An MLflow tracking server contains two components:

backend store
artifact store

In this section, we will tell you how to store the backend data in a database solution.

Why do we need to store the backend data in the database?

In a production-ready system, we need to store the backend data elsewhere. We can confirm that the data can be stored in a safe place. We can use the easy way to back up the database.

Supported Database

MLflow uses SQLAlchemy database URI as their connection method. You can check the content to know the support database information:

SQLAlchemy 2.0 Documentation

Tutorial

Prerequisite: Create the service before we configure the MLflow.

Part 1: Have a database.

Create the database engine:

In this tutorial, we will use PostgreSQL as our example.
- [Example] PostgreSQL database setting.

Part 2: Create the MinIO Storage platform

Step 1: Install Minio storage to store the mlflow artifact:

$ docker run -d -p 9000:9000 -p 9001:9001 \\
	-e MINIO_ACCESS_KEY=minioaccount \\
  -e MINIO_SECRET_KEY=miniopassword \\
  -v /mnt/data:/data \\
  -v /mnt/config:/root/.minio \\
  --name minio-storage-platform \\
	minio/minio server /data --console-address ":9001"

Step 2: Open the web browser and login into the MinIO platform on <IP-address>:9000.
Step 3: Create the mlflow bucket.
Step 4: You can see the result on the buckets page.

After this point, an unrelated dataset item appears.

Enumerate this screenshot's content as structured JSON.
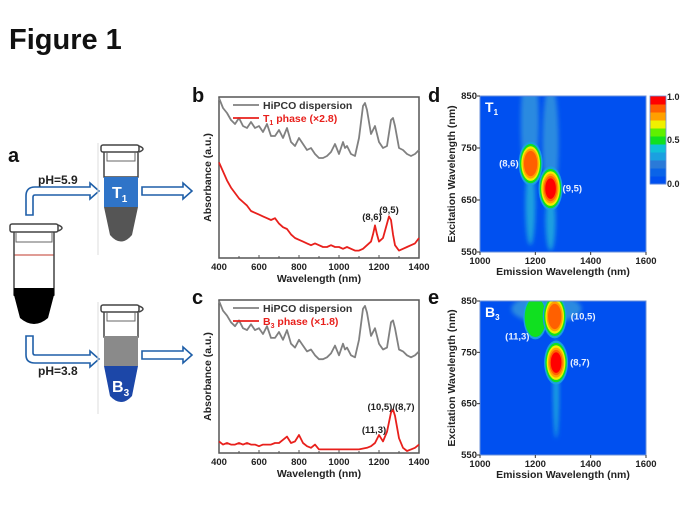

Part 1: Install the MLflow Platform

Step 1: Use Dockerfile to build the MLflow environment.

FROM python:3.8.7-slim

RUN pip install PyMySQL==1.0.2 && \\
    pip install psycopg2-binary==2.8.6 && \\
    pip install mlflow[extras]==1.30.0

RUN mkdir -p /data/mlflow/mlruns && \\
    chmod 777 /data/mlflow/mlruns

ENTRYPOINT ["mlflow", "server", \\
				"--host", "0.0.0.0", \\
				"--default-artifact-root", "s3://mlflow", \\
				"--backend-store-uri", \\
				"postgresql+psycopg2://postgres:changeme@<endpoint-url>:5432/postgres" \\
]